Designing a product for low-power battery operation usually means maximizing the battery life by operating the circuit on as low of a supply voltage as possible.
Designing a product for low-power battery operation usually means maximizing the battery life by operating the circuit on as low of a supply voltage as possible. This design used a custom LCD but, due to the number of display segments (160), a microprocessor with built-in display drivers was not feasible. Instead, the design used an MSP430F249 microprocessor and an NXP driver chip (PCF8534) that connected to the microprocessor over I2C and would operate down to 2.5 V.

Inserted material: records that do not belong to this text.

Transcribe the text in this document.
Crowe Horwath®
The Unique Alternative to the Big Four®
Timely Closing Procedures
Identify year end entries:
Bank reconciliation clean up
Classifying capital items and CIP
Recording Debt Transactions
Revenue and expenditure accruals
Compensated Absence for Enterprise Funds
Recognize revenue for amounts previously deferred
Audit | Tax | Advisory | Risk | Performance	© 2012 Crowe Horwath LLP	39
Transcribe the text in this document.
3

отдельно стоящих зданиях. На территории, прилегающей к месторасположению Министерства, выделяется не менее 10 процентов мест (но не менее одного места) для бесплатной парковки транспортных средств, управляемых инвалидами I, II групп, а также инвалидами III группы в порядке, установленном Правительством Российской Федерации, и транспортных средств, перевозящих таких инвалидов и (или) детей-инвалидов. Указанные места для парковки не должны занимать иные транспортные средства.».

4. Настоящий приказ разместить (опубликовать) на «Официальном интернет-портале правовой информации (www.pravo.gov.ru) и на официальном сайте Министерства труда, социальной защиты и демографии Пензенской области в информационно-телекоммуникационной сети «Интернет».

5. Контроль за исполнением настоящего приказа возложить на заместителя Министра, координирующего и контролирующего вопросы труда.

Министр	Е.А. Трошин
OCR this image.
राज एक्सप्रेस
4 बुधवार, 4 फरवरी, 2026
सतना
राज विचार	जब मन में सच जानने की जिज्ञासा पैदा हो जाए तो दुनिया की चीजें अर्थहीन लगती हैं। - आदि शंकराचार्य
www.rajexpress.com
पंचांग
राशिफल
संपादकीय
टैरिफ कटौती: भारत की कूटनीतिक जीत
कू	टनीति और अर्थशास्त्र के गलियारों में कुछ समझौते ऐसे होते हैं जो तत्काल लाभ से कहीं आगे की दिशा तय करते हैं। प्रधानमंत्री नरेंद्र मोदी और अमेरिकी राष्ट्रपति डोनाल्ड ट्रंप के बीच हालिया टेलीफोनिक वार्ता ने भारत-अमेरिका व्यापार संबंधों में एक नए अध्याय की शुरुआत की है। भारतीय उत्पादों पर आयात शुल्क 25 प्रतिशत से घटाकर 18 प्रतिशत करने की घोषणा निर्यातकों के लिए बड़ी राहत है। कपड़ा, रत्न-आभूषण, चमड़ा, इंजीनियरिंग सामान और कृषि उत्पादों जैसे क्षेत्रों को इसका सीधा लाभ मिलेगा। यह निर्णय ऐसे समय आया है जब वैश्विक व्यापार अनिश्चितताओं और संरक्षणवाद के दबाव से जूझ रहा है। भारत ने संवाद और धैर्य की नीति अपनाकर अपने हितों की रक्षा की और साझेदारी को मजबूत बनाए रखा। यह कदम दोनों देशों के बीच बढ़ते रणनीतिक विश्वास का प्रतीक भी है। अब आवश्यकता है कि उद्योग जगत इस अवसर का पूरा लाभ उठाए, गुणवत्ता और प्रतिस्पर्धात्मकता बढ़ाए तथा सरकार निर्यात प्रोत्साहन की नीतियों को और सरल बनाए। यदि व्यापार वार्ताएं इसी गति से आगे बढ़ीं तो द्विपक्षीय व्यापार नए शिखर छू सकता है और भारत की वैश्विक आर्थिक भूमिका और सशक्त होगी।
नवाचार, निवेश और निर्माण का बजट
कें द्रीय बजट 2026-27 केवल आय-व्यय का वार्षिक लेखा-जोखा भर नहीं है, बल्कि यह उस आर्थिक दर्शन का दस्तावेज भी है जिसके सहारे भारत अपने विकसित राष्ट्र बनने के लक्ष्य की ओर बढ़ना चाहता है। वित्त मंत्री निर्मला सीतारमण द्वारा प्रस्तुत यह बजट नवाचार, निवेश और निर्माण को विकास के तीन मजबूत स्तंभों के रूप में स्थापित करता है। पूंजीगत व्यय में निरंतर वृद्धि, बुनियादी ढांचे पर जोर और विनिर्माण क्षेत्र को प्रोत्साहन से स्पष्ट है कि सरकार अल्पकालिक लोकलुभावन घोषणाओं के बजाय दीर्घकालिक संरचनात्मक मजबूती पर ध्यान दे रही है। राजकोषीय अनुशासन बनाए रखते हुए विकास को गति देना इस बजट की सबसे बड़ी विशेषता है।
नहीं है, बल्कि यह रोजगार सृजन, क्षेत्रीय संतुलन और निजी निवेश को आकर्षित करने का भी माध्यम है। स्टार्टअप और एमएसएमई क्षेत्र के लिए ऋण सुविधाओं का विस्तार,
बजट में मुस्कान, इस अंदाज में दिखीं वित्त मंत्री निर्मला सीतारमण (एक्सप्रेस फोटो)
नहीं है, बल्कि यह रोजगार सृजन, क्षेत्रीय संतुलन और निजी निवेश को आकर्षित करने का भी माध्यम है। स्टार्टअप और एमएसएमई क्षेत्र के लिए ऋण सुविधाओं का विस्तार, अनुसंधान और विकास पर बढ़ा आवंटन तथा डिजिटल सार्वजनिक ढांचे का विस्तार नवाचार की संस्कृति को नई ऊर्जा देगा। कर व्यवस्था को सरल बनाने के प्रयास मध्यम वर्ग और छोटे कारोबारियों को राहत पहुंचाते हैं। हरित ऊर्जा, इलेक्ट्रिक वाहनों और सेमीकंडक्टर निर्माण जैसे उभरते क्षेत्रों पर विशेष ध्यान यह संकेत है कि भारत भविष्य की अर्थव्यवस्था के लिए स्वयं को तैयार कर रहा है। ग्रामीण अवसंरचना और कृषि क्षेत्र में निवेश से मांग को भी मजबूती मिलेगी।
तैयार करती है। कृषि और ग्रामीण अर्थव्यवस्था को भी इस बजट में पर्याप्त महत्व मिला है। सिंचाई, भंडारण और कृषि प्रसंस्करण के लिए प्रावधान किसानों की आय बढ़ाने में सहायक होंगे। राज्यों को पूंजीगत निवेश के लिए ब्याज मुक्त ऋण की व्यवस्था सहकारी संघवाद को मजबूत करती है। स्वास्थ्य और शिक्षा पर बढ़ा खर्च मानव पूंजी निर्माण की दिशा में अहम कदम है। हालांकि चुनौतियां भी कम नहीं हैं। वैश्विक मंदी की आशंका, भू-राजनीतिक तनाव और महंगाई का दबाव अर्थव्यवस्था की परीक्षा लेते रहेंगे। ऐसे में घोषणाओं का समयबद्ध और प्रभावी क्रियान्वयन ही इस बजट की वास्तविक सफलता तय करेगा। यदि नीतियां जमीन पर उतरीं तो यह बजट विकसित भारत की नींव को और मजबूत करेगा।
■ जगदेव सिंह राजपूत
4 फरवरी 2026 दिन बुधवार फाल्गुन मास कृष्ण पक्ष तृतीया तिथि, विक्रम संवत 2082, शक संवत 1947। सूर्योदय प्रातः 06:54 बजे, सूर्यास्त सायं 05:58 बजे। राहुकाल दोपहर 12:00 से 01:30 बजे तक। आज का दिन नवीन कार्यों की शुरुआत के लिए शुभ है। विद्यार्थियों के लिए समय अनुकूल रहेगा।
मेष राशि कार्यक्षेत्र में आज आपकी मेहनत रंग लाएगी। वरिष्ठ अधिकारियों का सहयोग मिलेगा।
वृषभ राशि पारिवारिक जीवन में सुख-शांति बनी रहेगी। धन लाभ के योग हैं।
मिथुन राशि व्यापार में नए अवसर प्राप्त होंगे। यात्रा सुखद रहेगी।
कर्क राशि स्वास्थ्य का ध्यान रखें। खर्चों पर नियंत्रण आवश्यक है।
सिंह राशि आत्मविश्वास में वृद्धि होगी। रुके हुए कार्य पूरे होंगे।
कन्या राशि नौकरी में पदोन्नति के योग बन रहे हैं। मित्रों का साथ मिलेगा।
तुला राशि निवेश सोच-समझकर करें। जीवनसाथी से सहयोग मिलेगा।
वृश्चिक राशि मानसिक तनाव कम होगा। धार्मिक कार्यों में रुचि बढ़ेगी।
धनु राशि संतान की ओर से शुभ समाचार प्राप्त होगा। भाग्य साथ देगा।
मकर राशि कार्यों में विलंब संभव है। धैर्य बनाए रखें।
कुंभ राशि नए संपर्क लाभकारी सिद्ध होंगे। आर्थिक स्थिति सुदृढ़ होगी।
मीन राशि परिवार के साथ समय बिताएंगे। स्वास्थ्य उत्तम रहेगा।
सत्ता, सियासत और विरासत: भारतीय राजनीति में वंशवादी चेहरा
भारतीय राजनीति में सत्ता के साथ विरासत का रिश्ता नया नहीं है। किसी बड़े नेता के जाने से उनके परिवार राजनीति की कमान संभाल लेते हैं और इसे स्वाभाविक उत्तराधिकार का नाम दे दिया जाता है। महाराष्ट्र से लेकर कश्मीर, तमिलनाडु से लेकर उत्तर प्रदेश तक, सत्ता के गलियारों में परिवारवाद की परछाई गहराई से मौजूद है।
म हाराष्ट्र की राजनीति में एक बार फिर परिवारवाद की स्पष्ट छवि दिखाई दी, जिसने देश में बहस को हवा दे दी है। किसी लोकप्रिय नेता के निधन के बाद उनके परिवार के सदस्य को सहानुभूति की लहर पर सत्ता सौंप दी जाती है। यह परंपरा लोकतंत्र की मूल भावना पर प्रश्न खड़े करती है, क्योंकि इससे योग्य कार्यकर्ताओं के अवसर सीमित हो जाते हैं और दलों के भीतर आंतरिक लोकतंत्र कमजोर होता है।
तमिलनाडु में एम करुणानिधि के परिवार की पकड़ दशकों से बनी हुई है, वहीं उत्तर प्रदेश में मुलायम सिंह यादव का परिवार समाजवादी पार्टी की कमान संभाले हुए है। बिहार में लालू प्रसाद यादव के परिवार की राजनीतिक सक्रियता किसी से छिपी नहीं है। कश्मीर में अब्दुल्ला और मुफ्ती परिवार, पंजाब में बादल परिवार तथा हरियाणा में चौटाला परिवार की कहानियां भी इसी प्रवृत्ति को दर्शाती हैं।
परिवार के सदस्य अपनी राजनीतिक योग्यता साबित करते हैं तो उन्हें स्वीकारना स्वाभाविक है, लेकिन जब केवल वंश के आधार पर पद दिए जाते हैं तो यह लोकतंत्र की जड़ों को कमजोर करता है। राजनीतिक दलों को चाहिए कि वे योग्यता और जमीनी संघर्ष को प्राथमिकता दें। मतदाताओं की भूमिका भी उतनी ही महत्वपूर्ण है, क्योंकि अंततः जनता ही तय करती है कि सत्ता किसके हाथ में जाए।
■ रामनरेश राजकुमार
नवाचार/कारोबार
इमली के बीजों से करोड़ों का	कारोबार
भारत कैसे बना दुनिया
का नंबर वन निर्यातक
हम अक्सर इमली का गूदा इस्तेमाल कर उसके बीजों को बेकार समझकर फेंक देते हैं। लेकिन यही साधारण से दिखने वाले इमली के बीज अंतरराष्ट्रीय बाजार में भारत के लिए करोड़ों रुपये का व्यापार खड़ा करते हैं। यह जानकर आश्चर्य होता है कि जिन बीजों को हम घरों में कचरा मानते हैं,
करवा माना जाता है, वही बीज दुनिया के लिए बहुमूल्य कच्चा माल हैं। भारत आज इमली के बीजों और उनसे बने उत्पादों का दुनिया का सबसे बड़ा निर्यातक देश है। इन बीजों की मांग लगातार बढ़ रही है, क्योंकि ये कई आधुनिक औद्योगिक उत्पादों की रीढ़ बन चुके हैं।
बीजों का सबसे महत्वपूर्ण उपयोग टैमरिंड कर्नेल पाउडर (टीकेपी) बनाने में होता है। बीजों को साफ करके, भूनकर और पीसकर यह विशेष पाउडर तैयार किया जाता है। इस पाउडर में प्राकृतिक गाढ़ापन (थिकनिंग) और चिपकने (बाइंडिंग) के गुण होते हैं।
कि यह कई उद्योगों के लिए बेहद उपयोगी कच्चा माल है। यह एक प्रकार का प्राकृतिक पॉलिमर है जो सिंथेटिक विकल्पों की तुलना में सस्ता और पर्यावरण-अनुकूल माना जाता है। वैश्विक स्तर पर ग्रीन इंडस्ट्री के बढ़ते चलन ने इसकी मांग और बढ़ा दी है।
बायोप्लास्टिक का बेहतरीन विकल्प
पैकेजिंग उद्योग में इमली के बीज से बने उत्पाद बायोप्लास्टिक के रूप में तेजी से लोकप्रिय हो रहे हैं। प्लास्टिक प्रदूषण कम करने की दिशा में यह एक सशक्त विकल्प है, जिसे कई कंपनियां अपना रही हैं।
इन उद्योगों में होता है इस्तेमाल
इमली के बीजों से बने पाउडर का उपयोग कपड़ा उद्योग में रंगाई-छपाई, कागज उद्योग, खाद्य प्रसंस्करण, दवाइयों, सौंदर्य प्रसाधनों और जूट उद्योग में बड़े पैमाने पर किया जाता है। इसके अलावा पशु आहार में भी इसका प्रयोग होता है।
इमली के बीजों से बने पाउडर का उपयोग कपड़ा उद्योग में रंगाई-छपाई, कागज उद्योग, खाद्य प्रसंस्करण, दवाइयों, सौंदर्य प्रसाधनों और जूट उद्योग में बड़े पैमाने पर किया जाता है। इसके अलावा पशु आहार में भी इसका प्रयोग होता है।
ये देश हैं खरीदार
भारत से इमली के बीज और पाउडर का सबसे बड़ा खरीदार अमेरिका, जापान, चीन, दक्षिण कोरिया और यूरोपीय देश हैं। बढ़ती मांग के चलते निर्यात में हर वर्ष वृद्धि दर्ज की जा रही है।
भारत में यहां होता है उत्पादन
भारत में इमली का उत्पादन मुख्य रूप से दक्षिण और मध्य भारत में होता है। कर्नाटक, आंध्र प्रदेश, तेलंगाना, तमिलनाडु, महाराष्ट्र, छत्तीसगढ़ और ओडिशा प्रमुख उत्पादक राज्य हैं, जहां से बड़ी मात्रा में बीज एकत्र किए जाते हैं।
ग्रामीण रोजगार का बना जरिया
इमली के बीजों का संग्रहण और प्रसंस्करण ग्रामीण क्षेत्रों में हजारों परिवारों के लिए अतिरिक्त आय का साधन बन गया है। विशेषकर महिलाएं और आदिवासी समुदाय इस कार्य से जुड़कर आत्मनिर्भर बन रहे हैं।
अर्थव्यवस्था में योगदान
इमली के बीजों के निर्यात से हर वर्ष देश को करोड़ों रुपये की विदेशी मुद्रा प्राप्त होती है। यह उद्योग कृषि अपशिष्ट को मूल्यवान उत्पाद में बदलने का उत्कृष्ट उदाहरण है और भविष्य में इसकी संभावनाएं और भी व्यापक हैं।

To meet the operating specs, including operating from –40°C to 80°C at 2.5 V dc, the design needed an LCD using HTN fluid. Unfortunately, such displays require a bias supply voltage between 3.0 and 3.3 V. Adding a charge pump converter to generate the required bias supply voltage would have increased the design’s current consumption considerably. Increasing the circuit operating supply voltage to 3.0 V would also have increased the supply current from 200 µA to about 400 µA.
The solution was a very inexpensive (about 10 cents) and low-power circuit that generated the required bias voltage using signals already available in the design. The MSP430 allows a pin configuration that output its internal clock signals, which derive from a 32.786-kHz crystal. This signal drives a very simple charge pump.
The clock output ac-couples to a rectifier circuit referenced to the 2.5-V supply (see the figure). When the clock signal goes high, it charges the capacitor on the LCD driver’s bias input through two diodes, thereby increasing the voltage at the bias input to just over 3 V. The entire circuit, including processor and LCD driver, draws an average current of about 200 µA—half of what it would have been using an off-the-shelf charge pump IC.